Strindberg's slot in March was taken over by one of the 'others', an old favourite of mine, the Swedish Nobel Laureate Pär Lagerkvist. It must have been more than fifty years since I first read his novel Barabbas, the story about the crucifixion seen from the point of view of Barabbas, the evil-doer who was released instead of Christ.
‘Everyone knows how they hung there on their crosses,’ writes Lagerkvist. It may have been true in many western countries fifty years ago but the story cannot be expected to have the same familiar feel today when most people are not obliged to study the Bible at school or necessarily attend Sunday school where they might learn about the most famous stories from the Bible.
Lagerkvist introduces the disciples, Lazarus, Mary Magdalene but without naming them. We simply assume that they are these well-known figures from the New Testament, judging by their speeches and actions. So what is the point of retelling a story that is already covered in four gospels?
Lagerkvist, who had been brought up in a pious home with a non-conformist religion, was put off by the claustrophobic atmosphere in the halls and churches he used to attend as a child. He called himself an atheist believer. He was certainly an agnostic, but throughout this slim novel there is quite clearly a longing for a god, for communion with other people who have a faith. Barabbas is baffled and visibly shocked by Christ's death. He watches that thin ‘rabbi’ on the cross and can't understand how he ended up there. A weakling who could not even carry his own cross but who had to let Simon of Cyrene do it for him. Barabbas cannot imagine Christ committing the kind of crimes which would call for the worst death penalty imaginable, so he lingers on Golgotha and watches the crucifixion and observes the people surrounding the cross. He can't help thinking that if it had been him hanging there on a cross there would not have been such a crowd watching. After this shattering experience his old friends do not hold such fascination for him any more. He goes back to their den and drinks with his old companions and makes love to his favourite whore, but he is not himself and he can't let himself go like the others. His curiosity brings him to the disciples and he starts talking to them about Golgotha.

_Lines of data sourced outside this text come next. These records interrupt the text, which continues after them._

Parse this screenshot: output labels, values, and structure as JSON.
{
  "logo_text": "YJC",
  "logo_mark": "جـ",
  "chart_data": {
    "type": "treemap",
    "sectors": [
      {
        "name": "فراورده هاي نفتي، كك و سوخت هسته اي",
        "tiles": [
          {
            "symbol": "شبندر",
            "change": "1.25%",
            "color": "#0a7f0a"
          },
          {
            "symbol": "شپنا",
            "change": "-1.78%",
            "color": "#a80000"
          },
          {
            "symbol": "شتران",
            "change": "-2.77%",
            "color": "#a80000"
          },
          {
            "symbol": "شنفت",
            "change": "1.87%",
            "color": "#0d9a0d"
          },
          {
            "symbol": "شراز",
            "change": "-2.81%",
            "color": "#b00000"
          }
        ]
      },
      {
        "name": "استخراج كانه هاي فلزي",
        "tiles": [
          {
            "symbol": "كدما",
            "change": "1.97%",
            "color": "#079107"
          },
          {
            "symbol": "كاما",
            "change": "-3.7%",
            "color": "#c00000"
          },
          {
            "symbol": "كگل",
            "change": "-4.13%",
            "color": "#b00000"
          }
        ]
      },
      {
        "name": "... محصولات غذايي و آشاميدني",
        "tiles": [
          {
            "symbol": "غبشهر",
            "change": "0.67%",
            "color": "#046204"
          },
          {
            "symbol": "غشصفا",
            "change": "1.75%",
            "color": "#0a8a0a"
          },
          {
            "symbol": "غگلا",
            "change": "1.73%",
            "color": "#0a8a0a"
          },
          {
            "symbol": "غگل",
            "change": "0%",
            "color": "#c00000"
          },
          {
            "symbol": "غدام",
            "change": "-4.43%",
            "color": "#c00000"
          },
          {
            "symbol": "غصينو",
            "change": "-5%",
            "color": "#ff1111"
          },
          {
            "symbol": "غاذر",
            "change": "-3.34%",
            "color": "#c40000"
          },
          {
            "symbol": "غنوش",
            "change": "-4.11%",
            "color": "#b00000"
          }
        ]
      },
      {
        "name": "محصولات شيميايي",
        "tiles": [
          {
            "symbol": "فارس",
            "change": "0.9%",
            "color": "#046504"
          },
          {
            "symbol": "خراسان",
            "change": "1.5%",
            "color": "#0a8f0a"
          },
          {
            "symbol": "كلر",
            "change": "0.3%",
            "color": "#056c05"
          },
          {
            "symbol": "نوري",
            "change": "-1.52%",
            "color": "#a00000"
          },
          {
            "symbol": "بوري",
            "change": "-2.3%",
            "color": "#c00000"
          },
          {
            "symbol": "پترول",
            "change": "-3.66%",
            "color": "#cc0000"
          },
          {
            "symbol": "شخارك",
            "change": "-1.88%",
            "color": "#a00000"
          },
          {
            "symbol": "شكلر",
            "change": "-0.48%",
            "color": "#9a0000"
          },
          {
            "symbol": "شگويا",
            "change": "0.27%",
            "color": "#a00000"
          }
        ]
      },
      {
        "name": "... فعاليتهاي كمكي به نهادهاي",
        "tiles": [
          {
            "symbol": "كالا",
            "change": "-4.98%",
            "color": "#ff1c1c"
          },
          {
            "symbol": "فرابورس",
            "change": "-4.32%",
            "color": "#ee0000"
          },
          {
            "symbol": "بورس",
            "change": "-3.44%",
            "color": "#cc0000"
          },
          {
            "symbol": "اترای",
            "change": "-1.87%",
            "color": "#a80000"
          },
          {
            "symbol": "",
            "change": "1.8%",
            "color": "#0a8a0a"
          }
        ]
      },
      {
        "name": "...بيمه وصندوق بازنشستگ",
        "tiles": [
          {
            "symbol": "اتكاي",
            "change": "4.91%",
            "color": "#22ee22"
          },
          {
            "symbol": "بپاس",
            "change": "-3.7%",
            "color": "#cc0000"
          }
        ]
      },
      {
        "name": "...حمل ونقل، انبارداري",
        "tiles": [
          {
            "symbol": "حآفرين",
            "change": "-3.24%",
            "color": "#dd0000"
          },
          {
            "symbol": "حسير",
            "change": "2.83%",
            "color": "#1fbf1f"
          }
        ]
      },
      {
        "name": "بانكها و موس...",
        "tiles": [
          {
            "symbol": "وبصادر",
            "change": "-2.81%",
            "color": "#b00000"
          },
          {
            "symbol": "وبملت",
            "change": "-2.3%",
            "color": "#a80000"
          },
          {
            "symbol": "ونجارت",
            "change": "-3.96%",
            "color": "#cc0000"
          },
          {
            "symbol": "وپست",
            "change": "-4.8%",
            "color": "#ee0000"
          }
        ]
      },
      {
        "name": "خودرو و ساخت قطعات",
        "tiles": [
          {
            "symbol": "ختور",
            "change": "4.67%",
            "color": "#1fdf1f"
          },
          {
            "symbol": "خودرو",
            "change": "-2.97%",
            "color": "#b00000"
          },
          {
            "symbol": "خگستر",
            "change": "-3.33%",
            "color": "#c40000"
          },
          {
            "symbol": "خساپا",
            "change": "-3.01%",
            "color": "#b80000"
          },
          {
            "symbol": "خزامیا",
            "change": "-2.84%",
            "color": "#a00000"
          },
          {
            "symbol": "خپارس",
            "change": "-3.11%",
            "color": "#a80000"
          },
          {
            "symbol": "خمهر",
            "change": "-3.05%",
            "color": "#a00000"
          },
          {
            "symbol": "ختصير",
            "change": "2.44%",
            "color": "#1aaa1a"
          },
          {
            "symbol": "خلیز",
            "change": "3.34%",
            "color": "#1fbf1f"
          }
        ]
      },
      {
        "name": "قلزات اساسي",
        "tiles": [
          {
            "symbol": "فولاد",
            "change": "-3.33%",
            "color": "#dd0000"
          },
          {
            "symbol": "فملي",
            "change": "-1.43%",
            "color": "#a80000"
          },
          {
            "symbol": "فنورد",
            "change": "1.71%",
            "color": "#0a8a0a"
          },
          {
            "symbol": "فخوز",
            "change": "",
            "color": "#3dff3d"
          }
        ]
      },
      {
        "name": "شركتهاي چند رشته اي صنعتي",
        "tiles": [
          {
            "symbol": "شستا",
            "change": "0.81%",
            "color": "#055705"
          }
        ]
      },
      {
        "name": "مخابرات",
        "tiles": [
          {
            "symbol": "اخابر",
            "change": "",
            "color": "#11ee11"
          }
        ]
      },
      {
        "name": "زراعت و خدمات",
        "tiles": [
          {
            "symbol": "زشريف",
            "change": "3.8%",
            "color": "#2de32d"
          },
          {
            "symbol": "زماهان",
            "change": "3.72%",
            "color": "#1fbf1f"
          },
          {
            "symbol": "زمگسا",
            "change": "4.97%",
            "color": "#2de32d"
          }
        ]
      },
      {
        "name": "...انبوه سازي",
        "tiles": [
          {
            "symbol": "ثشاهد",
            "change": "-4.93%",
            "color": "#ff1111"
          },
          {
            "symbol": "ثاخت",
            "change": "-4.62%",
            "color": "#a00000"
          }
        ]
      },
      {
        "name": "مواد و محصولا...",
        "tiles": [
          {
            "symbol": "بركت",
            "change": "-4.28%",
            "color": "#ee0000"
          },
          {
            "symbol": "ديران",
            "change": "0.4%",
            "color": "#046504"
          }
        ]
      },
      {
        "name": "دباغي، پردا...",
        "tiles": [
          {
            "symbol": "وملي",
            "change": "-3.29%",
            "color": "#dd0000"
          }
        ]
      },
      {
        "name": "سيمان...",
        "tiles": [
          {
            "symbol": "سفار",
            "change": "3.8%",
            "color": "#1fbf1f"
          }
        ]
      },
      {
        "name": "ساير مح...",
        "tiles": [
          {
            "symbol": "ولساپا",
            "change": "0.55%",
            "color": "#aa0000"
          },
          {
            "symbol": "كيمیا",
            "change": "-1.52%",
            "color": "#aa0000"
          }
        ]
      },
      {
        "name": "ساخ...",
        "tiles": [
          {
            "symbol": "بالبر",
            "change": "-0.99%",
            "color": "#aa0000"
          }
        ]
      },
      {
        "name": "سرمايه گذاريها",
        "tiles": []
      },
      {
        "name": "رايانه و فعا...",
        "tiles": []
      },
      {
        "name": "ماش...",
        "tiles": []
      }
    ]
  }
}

When they realise who he is they curse him and don't want any more to do with him but Barabbas goes to the place where Christ had been buried amongst the rocks and there he waits to see if Christ is going to rise from the dead like he said he would. Barabbas doesn't believe he will but he goes there all the same and finds a woman there, waiting for the resurrection. She actually sees an angel descending from heaven and it is her story that Barabbas repeats when he is chained to a Christian slave in the copper mines later. The slave reveres Barabbas because he has seen God, he was there when it happened. The kindness that he receives from the woman and his fellow slave gradually softens him and when the slave dies for his faith Barabbas is visibly moved and, for the first time in his life, he feels compassion. The book cleverly argues that goodness spreads and it is the chain reaction of goodness which gives us hope for peace and love among people.
This novel was translated and adapted for the stage by me and presented as an Easter drama at the Swedish church on Palm Sunday 2012.